We recently travelled to London to visit the Clerkenwell Design Week. I have been to a few trade shows but this was my first time at this particular one. It was rather unique in its organisation because the area is home to several companies’ show rooms clustered in a localised area. Exhibitions were dispersed through the city with venues ranging from permanent show rooms to large venues hosting several brands under one roof. Moving between showrooms, it was as if Emma, Shawn and I spent the afternoon window shopping, with the benefit of brochures and the odd free sample here and there. To spice things up the streets, alleys and court yards hosted a variety art installations and curiosities.

Navigating Clerkenwell's streets revealed some of its curiosities.
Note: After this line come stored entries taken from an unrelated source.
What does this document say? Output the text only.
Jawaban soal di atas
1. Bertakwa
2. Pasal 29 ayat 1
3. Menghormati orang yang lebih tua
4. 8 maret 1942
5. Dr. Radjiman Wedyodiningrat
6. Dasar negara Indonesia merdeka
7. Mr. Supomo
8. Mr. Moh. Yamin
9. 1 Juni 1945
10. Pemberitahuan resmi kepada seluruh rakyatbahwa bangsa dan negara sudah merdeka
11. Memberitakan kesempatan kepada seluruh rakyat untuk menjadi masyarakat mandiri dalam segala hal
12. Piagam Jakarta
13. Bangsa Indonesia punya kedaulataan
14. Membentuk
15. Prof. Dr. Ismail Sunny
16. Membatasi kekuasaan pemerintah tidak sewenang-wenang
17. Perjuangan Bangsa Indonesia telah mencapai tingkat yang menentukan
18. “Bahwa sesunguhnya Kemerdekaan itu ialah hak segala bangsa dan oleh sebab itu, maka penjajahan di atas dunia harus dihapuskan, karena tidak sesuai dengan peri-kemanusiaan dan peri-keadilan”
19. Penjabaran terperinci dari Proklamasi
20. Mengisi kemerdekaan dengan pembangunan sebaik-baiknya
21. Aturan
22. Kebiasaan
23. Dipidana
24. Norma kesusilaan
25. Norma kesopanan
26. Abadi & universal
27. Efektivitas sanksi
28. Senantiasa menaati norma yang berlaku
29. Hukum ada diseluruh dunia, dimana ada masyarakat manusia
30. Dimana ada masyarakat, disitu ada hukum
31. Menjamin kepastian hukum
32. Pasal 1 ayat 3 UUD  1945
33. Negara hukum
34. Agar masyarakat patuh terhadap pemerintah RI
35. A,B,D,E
Many products and brands were of interest, particularly LIGHT, an exhibition of lighting brands hosted in Fabric night club. The dark brick interior and its vaulted ceilings contrasted well with the range of lights dotted throughout the exhibition from small gem like lamps to massive double height installations.
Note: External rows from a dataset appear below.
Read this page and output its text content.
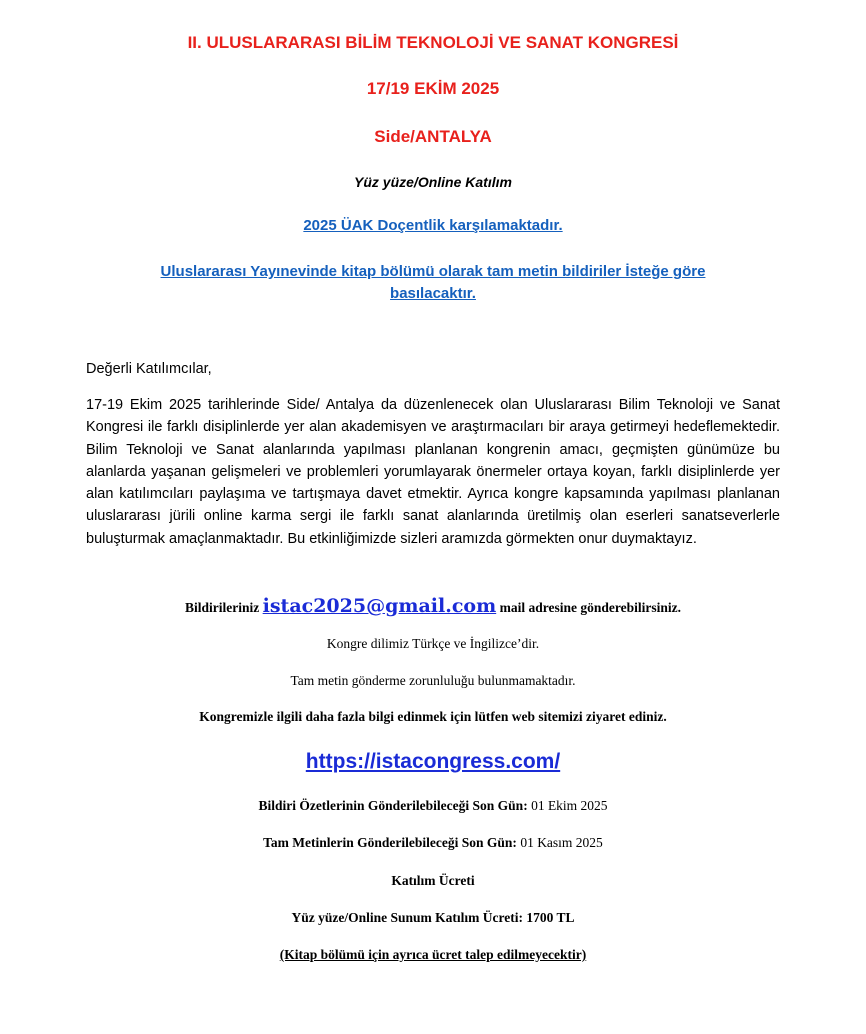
II. ULUSLARARASI BİLİM TEKNOLOJİ VE SANAT KONGRESİ
17/19 EKİM 2025
Side/ANTALYA
Yüz yüze/Online Katılım
2025 ÜAK Doçentlik karşılamaktadır.
Uluslararası Yayınevinde kitap bölümü olarak tam metin bildiriler İsteğe göre
basılacaktır.
Değerli Katılımcılar,
17-19 Ekim 2025 tarihlerinde Side/ Antalya da düzenlenecek olan Uluslararası Bilim Teknoloji ve Sanat Kongresi ile farklı disiplinlerde yer alan akademisyen ve araştırmacıları bir araya getirmeyi hedeflemektedir. Bilim Teknoloji ve Sanat alanlarında yapılması planlanan kongrenin amacı, geçmişten günümüze bu alanlarda yaşanan gelişmeleri ve problemleri yorumlayarak önermeler ortaya koyan, farklı disiplinlerde yer alan katılımcıları paylaşıma ve tartışmaya davet etmektir. Ayrıca kongre kapsamında yapılması planlanan uluslararası jürili online karma sergi ile farklı sanat alanlarında üretilmiş olan eserleri sanatseverlerle buluşturmak amaçlanmaktadır. Bu etkinliğimizde sizleri aramızda görmekten onur duymaktayız.
Bildirileriniz istac2025@gmail.com mail adresine gönderebilirsiniz.
Kongre dilimiz Türkçe ve İngilizce’dir.
Tam metin gönderme zorunluluğu bulunmamaktadır.
Kongremizle ilgili daha fazla bilgi edinmek için lütfen web sitemizi ziyaret ediniz.
https://istacongress.com/
Bildiri Özetlerinin Gönderilebileceği Son Gün: 01 Ekim 2025
Tam Metinlerin Gönderilebileceği Son Gün: 01 Kasım 2025
Katılım Ücreti
Yüz yüze/Online Sunum Katılım Ücreti: 1700 TL
(Kitap bölümü için ayrıca ücret talep edilmeyecektir)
The dark FABRIC nightclub interior made a nice backdrop for some beautiful lighting exhibits.
An impressive double height piece in the LIGHT exhibition.

Shortly afterwards, I came across an exhibit of outdoor furniture by Caneline, nestled in the St John priory courtyard. The furniture was subtlety arranged around assortment of bushes and blooming flowers providing a splash of colour and attracting bird song. This combined with the low hubbub of show attendees and religious symbolism of the church’s architecture was surely enough to draw some people into contemplation, it certainly did for me.
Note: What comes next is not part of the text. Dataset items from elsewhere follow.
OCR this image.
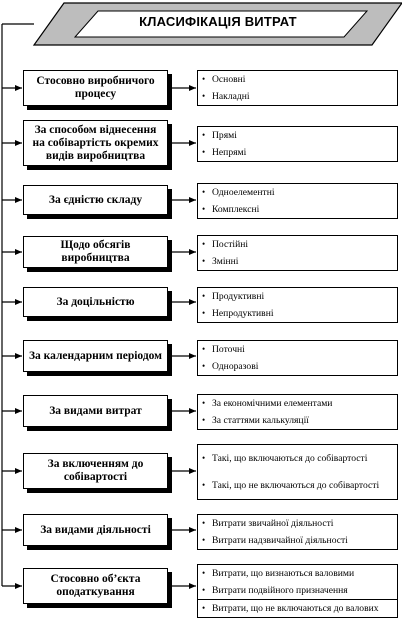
КЛАСИФІКАЦІЯ ВИТРАТ
Стосовно виробничого процесу
• Основні
• Накладні
За способом віднесення на собівартість окремих видів виробництва
• Прямі
• Непрямі
За єдністю складу
• Одноелементні
• Комплексні
Щодо обсягів виробництва
• Постійні
• Змінні
За доцільністю	• Продуктивні
• Непродуктивні
За календарним періодом	• Поточні
• Одноразові
За видами витрат
• За економічними елементами
• За статтями калькуляції
За включенням до собівартості
• Такі, що включаються до собівартості
• Такі, що не включаються до собівартості
За видами діяльності	• Витрати звичайної діяльності
• Витрати надзвичайної діяльності
Стосовно об’єкта оподаткування
• Витрати, що визнаються валовими
• Витрати подвійного призначення
• Витрати, що не включаються до валових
Our last stop was an evening social at the Domus show room which came with entry to ‘Live Colour’ a llight installation by visual artist, Liz West. There was an appropriately festival like atmosphere as a number of companies were hosting events resulting in crowds congregating around their respective venues. The light installation was a more understated affair than I had expected, consisting of powerful ceiling mounted lights which would change the colour of the entire room and crowds of visitors within. It was amusing to see the changing expressions on people’s faces including those of my teammates, now seemingly exaggerated by the room’s changing ambience, range from delight to confusion.

The Domus social was a lively gathering
The sci fi green and ponchos in the Liz West light installation coloured images of a post-apocalyptic pulp novel.

All in all, it was a fascinating experience and a day well spent.